Some of Walter’s wise and witty bon mots

-I like mysteries because writing them gives me—theoretically, at least—an opportunity to demonstrate how clever I am. 

 -I needed to understand [my characters] first as people: to recognize the complicated—sometimes sloppy—uniqueness of their individual lives. And I think that doing this, in the act of fiction or the act of living, is kind of a nifty thing, and may even be important.

-The problem with theater is there aren’t enough close-ups.

-I hate email because I can never be as charming or witty as I can on the phone…

On being chastised for walking naked in front of a large window: -Well, if they haven’t seen one before, they won’t know what it is.

Other answers to Ernie Bulow’s question about what he wanted written on his gravestone: –Somebody else’s name…or maybe ‘He paid his bar tab.’

Q from a Goodreads fan: What’s the best thing about being a writer? – A: Fast cars and fast women.

From Wall of Glass: -In any other American city this size, the road would have been paved. But in Santa Fe, raw earth is as chic as raw fish.

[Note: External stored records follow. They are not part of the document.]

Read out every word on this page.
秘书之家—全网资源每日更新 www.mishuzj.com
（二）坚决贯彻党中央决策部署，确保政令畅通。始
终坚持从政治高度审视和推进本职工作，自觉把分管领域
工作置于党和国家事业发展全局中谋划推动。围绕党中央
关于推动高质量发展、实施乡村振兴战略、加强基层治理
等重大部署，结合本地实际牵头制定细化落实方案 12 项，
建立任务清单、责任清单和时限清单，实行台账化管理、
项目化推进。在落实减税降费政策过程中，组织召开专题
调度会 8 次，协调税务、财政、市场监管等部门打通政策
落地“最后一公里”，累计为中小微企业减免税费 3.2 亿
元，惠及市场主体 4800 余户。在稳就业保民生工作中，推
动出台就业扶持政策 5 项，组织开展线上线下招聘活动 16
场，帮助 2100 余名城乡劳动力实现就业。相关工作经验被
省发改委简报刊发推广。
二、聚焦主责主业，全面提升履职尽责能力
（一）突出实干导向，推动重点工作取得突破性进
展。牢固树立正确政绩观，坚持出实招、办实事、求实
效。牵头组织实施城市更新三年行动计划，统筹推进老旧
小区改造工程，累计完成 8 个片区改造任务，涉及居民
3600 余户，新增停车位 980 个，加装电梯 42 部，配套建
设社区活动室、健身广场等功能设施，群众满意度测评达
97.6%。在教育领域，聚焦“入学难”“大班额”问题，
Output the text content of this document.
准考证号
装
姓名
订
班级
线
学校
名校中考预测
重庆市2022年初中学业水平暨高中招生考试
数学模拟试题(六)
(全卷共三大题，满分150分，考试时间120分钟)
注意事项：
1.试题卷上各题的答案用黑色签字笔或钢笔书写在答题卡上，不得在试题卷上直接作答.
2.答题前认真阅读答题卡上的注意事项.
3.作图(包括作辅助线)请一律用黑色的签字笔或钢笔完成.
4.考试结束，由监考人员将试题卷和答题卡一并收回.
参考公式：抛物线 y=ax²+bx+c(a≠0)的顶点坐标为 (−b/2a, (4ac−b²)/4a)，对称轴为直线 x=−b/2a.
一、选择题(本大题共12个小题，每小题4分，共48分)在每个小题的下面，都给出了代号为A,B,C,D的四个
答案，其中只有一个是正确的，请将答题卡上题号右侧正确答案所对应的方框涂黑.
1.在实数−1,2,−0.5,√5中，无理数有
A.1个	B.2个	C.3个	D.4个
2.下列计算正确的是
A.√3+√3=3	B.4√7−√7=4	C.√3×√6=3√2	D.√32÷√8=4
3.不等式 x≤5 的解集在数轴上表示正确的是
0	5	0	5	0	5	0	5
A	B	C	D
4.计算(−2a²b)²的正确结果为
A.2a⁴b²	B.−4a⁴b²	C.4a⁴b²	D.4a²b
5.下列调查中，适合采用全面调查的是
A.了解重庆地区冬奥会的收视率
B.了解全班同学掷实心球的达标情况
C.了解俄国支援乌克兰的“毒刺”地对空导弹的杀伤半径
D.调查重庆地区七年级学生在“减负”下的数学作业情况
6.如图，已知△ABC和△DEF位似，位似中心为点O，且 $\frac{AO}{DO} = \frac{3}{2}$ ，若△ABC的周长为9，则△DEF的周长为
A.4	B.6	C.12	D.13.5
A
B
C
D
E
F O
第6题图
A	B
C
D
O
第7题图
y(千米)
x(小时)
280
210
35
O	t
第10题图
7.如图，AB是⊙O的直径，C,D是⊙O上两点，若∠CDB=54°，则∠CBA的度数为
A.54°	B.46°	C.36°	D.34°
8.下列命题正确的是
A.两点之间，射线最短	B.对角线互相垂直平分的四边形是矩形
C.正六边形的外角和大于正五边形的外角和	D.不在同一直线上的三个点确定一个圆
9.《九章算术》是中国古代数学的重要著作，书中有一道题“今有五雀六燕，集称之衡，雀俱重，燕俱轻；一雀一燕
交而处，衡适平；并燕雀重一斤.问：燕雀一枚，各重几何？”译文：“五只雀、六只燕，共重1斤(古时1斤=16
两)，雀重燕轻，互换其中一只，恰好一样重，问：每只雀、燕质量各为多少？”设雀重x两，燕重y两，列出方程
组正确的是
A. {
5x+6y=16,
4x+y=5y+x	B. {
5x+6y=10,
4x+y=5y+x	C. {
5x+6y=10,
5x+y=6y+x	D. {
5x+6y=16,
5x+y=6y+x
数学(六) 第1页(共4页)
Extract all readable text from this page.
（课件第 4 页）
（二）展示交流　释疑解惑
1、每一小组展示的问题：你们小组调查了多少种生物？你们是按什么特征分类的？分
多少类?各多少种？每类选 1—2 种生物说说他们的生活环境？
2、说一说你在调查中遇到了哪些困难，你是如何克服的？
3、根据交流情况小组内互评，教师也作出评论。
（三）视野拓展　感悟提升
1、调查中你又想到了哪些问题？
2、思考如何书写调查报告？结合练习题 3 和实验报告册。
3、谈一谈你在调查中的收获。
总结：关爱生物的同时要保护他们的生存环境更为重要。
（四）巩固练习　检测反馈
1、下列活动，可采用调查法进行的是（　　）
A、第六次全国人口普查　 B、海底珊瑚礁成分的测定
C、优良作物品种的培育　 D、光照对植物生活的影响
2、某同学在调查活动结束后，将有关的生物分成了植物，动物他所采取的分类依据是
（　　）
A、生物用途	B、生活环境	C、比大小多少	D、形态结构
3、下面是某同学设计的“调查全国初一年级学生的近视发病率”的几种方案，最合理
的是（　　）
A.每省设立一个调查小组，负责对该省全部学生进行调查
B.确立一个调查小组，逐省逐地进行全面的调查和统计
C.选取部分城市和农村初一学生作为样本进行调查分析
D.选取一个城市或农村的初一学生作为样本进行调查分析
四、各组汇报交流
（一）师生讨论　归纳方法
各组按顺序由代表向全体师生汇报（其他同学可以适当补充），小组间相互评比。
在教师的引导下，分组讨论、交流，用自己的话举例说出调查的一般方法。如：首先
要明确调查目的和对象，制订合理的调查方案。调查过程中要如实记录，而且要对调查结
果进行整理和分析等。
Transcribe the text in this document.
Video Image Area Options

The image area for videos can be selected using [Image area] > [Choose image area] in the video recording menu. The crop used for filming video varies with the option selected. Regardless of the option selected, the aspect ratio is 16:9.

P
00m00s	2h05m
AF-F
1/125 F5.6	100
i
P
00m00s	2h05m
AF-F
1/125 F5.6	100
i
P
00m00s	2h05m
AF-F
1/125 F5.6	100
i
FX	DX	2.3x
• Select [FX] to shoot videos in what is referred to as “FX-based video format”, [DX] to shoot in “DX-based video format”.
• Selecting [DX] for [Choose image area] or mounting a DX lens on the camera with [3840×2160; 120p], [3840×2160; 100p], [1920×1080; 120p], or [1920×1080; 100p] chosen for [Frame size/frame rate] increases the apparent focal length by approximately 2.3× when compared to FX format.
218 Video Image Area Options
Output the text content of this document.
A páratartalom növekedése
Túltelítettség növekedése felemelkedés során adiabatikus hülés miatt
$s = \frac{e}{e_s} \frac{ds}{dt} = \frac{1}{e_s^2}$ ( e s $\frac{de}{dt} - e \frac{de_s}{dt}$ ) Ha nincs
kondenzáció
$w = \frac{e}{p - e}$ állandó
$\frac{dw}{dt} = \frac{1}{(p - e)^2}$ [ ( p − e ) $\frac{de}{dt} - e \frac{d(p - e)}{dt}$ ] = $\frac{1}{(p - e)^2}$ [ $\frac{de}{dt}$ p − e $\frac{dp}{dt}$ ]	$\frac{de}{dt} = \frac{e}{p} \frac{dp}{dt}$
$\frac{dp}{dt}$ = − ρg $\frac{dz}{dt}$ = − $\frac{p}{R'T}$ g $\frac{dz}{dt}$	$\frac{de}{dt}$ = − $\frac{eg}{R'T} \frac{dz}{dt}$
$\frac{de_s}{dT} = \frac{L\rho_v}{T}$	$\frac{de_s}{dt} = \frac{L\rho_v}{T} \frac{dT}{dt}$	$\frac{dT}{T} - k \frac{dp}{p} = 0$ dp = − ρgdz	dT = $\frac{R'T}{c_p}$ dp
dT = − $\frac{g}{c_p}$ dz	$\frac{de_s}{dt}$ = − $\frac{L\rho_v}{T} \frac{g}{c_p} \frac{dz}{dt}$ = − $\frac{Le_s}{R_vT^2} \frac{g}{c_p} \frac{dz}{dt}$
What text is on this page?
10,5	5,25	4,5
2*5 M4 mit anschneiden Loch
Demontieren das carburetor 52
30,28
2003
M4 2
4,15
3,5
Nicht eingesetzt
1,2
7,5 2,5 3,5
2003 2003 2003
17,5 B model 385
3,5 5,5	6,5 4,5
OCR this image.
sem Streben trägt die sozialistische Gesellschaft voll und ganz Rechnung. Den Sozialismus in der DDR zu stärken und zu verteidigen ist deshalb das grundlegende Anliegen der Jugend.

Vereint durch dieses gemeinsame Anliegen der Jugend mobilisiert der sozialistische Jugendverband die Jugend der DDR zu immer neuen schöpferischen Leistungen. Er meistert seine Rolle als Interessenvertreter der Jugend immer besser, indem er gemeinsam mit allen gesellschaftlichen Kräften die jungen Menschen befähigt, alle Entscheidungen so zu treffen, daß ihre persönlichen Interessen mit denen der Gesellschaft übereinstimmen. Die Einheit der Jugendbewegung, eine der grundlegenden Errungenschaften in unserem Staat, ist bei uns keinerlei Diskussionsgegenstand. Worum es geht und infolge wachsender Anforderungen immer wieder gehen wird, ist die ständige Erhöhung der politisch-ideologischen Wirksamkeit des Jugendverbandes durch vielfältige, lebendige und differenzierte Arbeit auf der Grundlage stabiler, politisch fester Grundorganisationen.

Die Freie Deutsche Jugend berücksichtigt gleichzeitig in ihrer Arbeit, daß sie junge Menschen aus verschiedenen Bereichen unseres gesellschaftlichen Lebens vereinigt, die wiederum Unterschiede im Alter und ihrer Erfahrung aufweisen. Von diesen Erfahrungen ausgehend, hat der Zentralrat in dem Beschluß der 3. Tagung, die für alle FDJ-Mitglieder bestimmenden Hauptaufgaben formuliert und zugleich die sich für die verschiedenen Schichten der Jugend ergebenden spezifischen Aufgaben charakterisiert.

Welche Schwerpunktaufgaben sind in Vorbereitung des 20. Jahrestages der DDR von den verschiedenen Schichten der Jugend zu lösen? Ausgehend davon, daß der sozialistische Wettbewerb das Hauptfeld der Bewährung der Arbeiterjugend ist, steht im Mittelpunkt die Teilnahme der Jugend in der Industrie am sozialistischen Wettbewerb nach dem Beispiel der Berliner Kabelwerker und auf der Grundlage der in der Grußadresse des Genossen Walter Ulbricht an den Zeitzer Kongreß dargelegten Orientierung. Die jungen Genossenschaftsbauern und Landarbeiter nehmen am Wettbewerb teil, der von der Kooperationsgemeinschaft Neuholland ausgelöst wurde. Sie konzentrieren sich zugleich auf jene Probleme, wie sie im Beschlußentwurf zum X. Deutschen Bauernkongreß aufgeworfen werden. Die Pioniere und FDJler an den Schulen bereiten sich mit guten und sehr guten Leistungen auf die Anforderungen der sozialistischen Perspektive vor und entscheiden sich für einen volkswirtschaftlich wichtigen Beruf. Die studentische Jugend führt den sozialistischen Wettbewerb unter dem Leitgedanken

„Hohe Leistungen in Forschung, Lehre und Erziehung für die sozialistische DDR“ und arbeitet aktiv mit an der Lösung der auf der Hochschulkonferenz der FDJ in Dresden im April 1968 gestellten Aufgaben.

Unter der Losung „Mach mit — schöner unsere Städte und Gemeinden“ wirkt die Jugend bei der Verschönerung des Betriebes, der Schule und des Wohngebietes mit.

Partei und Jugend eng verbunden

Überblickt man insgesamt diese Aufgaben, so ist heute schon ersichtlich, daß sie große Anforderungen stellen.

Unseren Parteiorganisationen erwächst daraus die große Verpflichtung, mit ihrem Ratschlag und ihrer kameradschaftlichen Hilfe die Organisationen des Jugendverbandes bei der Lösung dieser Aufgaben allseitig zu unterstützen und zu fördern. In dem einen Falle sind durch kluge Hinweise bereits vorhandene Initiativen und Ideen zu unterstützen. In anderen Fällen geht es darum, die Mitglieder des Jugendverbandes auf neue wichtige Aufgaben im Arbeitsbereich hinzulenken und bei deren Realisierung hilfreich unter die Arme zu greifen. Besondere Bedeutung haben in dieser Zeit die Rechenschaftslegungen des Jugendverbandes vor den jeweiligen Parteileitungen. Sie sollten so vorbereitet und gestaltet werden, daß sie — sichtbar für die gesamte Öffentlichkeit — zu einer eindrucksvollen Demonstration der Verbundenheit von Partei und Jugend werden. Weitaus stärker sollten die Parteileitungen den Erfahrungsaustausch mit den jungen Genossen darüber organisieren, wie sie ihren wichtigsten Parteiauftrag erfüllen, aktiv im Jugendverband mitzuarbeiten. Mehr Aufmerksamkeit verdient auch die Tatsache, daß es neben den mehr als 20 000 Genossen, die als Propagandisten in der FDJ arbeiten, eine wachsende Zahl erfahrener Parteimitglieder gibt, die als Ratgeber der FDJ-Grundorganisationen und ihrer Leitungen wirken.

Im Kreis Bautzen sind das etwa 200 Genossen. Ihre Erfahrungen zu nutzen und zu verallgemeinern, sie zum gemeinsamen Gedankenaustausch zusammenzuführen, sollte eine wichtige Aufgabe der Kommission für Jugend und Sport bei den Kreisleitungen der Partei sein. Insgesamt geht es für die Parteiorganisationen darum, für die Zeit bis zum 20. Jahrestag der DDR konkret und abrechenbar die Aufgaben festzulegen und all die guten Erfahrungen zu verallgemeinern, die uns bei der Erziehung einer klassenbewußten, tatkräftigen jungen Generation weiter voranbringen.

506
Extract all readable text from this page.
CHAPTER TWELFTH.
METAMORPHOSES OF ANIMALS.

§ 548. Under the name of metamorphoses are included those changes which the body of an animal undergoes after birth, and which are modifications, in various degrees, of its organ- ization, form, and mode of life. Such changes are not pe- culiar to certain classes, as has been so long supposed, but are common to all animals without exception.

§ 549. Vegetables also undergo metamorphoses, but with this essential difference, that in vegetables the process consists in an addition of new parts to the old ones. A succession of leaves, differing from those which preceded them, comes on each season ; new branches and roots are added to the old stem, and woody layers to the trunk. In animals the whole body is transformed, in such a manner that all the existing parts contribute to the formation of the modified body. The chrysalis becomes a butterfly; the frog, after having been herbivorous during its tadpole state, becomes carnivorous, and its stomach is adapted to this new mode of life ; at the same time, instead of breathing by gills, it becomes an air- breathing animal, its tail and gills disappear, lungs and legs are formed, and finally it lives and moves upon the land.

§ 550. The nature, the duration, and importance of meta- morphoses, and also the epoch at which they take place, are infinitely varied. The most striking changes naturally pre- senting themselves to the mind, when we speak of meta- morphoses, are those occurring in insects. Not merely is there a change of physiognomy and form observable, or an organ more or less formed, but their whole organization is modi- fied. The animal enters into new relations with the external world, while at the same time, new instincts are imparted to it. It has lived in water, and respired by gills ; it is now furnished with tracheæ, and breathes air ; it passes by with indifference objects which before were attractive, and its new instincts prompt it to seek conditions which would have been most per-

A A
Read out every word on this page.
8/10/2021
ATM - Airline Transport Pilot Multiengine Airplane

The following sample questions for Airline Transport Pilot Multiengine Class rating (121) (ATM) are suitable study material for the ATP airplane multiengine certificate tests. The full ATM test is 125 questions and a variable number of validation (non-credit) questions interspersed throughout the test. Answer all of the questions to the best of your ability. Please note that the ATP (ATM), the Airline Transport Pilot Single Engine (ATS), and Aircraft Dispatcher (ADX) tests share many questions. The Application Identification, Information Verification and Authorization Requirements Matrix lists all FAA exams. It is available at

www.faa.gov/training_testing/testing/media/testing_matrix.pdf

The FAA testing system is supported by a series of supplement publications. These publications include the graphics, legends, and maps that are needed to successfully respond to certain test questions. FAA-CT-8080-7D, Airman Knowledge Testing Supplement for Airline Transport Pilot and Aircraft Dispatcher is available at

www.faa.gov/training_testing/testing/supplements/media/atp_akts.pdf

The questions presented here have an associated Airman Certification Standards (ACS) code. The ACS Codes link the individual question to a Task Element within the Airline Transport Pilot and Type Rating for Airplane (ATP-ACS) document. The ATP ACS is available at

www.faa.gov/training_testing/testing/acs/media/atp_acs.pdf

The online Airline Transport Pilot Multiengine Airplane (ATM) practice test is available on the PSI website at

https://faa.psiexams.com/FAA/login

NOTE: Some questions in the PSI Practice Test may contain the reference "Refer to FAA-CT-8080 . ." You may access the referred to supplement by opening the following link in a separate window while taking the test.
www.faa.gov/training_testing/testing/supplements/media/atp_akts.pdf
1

From Accustomed to the Dark: – I passed a large painted mural that displayed the huge faces of women peering out from beyond banana fronds. The faces were stylized and impossibly beautiful, the faces of what a friend once called `feral women’ — abandoned at birth and raised by fashion photographers.

From New York Nocturne: -‘Brave?’ Mrs. [Dorothy] Parker laughed, sounding somewhat frayed. ‘My sphincter was plucking buttons off the car seat.”

-Consciousness is what the universe uses to find out how things are going. 

When he knew he was dying: -We were going down a small hill and I could see, at the bottom, two directional arrows painted on the asphalt…One arrow pointed straight ahead, the other pointed to the right…

The thought suddenly came to me: ‘We all follow arrows.’

And abruptly the stuff that had been weighing me down just disappeared.
And I smiled. I’ve been smiling off and on, every day since.